The movie is not good at characterization.  There is one wholesome aspect I liked: Yu, one of the protagonists, uses a wheelchair.  They don't obsess on this — it's just a normal part of Yu's life — and he's still best friends with Haru, the school's best athlete.  And yeah, of course as soon as Yu is in magic!land he can walk again, 'cos god forbid a writer try to figure out how someone with paraplegia could still meaningfully contribute to a fantasy story.


Okay, back to the subject at hand: there aren't really strong characterizations, beyond Haru being kind of headstrong and Yu being more calm.  Their mutual love interest, Kotona, doesn't get much characterization beyond passivity.  Or more precisely, both Kototh and her fantasy equivalent ("Princess Astrid") start out as spiky and determined, but go kind of limp and (at best) reactive once the story gets going and she (in both cases) becomes the damsel in distress.

And deep down, the movie isn't really *about* anything.  As far as I can tell, it tries to set up a main conflict around (more or less) different responses to the trolley problem.  Kotona is in mortal peril, and Haru and Yu have wildly different strategies for dealing with it.  But, as with the "systems of government" theme from the video game, the writers don't seem to have thought a lot about this conflict, or have strong opinions about it.

And this dovetails, too, into the lack of characterization.  Nothing we see about Haru and Yu earlier in the story implies that they're bound to have the conflict that they do have.  There's just not enough *there*, character-wise, for them to respond differently to things.  So the conflict instead shows up wildly out of nowhere, serving nothing but screenwriter-convenience, and you're left thinking, "Okay, they have to battle now.  Sure, that might as well happen."

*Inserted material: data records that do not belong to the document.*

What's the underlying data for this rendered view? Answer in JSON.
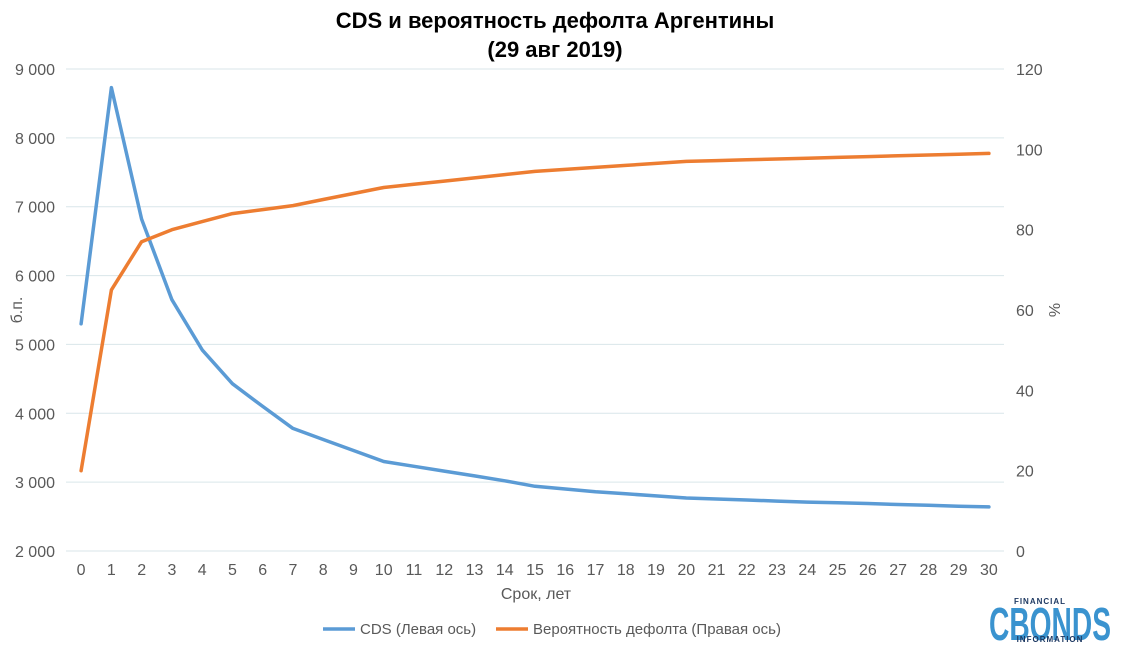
{
  "chart_data": {
    "type": "line",
    "title": [
      "CDS и вероятность дефолта Аргентины",
      "(29 авг 2019)"
    ],
    "xlabel": "Срок, лет",
    "ylabel_left": "б.п.",
    "ylabel_right": "%",
    "categories": [
      0,
      1,
      2,
      3,
      4,
      5,
      6,
      7,
      8,
      9,
      10,
      11,
      12,
      13,
      14,
      15,
      16,
      17,
      18,
      19,
      20,
      21,
      22,
      23,
      24,
      25,
      26,
      27,
      28,
      29,
      30
    ],
    "y_left": {
      "lim": [
        2000,
        9000
      ],
      "ticks": [
        2000,
        3000,
        4000,
        5000,
        6000,
        7000,
        8000,
        9000
      ],
      "tick_labels": [
        "2 000",
        "3 000",
        "4 000",
        "5 000",
        "6 000",
        "7 000",
        "8 000",
        "9 000"
      ]
    },
    "y_right": {
      "lim": [
        0,
        120
      ],
      "ticks": [
        0,
        20,
        40,
        60,
        80,
        100,
        120
      ],
      "tick_labels": [
        "0",
        "20",
        "40",
        "60",
        "80",
        "100",
        "120"
      ]
    },
    "grid": true,
    "legend_position": "bottom",
    "series": [
      {
        "name": "CDS (Левая ось)",
        "axis": "left",
        "color": "#5b9bd5",
        "values": [
          5300,
          8730,
          6820,
          5650,
          4920,
          4430,
          4100,
          3780,
          3620,
          3460,
          3300,
          3230,
          3160,
          3090,
          3020,
          2940,
          2900,
          2860,
          2830,
          2800,
          2770,
          2755,
          2740,
          2725,
          2710,
          2700,
          2690,
          2675,
          2665,
          2650,
          2640
        ]
      },
      {
        "name": "Вероятность дефолта (Правая ось)",
        "axis": "right",
        "color": "#ed7d31",
        "values": [
          20,
          65,
          77,
          80,
          82,
          84,
          85,
          86,
          87.5,
          89,
          90.5,
          91.3,
          92.1,
          92.9,
          93.7,
          94.5,
          95,
          95.5,
          96,
          96.5,
          97,
          97.2,
          97.4,
          97.6,
          97.8,
          98,
          98.2,
          98.4,
          98.6,
          98.8,
          99
        ]
      }
    ]
  },
  "logo": {
    "big": "CBONDS",
    "top": "FINANCIAL",
    "bottom": "INFORMATION"
  }
}
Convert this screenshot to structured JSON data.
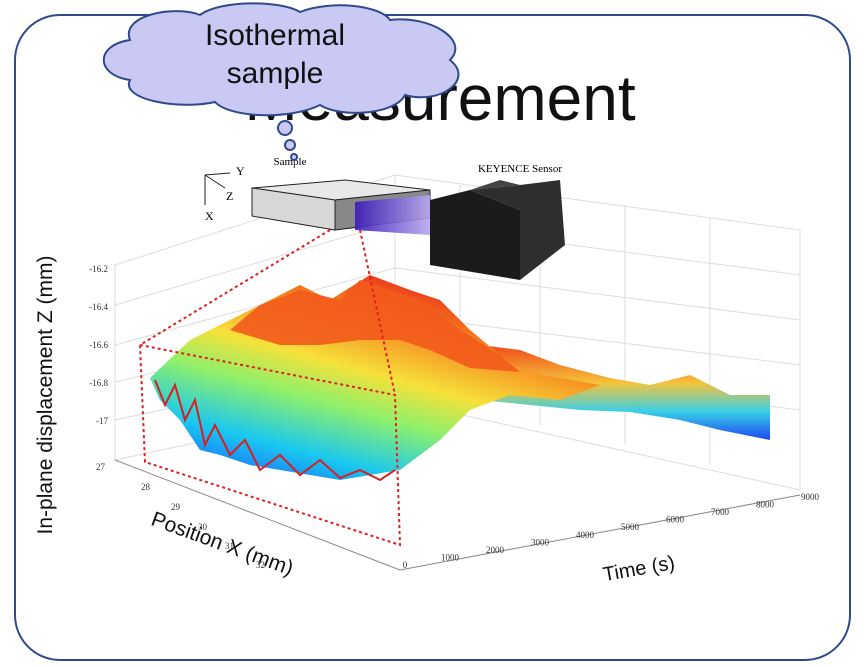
{
  "slide": {
    "title": "Measurement",
    "callout": {
      "lines": [
        "Isothermal",
        "sample"
      ]
    },
    "figure": {
      "sample_label": "Sample",
      "sensor_label": "KEYENCE Sensor",
      "axes_labels": [
        "Y",
        "Z",
        "X"
      ],
      "z_axis_label": "In-plane displacement Z (mm)",
      "position_axis_label": "Position X (mm)",
      "time_axis_label": "Time (s)",
      "z_ticks": [
        "-16.2",
        "-16.4",
        "-16.6",
        "-16.8",
        "-17"
      ],
      "position_ticks": [
        "27",
        "28",
        "29",
        "30",
        "31",
        "32"
      ],
      "time_ticks": [
        "0",
        "1000",
        "2000",
        "3000",
        "4000",
        "5000",
        "6000",
        "7000",
        "8000",
        "9000"
      ]
    }
  }
}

It's a shame — the animation is beautiful, and it's honestly really promising in its initial, 'real world' section, just closely observing these teenagers as they carry on their daily life in Japan.  They re-use all the gorgeous Joe Hisaishi music from the games, and clumsily but pleasantly pay off a few game elements.  (The zeppelin shows up for no reason whatsoever, but it meant I got to hear the best music cue from the game, so I'll allow it.)

But ultimately it feels like generic and forgettable product.

For next week: slightly smaller backlog to write about — just Watchmen and BoJack Horseman (season 3).  I'm now reading a book of essays about interpreters and some of Ta-Nehisi Coates's run on Black Panther.  I'm watching The Witcher and that second DVD of Chernobyl.  And on The Great Courses, I'm listening to an audiocourse about comparative economics.

¹ Or we could say "suburban-dad knowledge" *minus* "world war II facts".  But of course to be clear there are all sorts of people of all sorts of ages and genders know about this stuff — I'm only leaning into the cliché here.
² This particular theme is especially important when he's talking about (say) coal mining.  With touchy subjects, he does a good job of explaining the trade-offs: coal is very harmful for the environment, but very very very useful for providing electrical power, so here we are.
³ Even when they're just presenting photos, they do something very useful: they paint over the photos to highlight some piece of the system they're talking about.  This was a lifesaver when, for example, talking about all the different and almost-identical-looking bits of a power substation.
⁴ It doesn't help that I'll likely always have some PTSD about thermodynamics from my college experiences.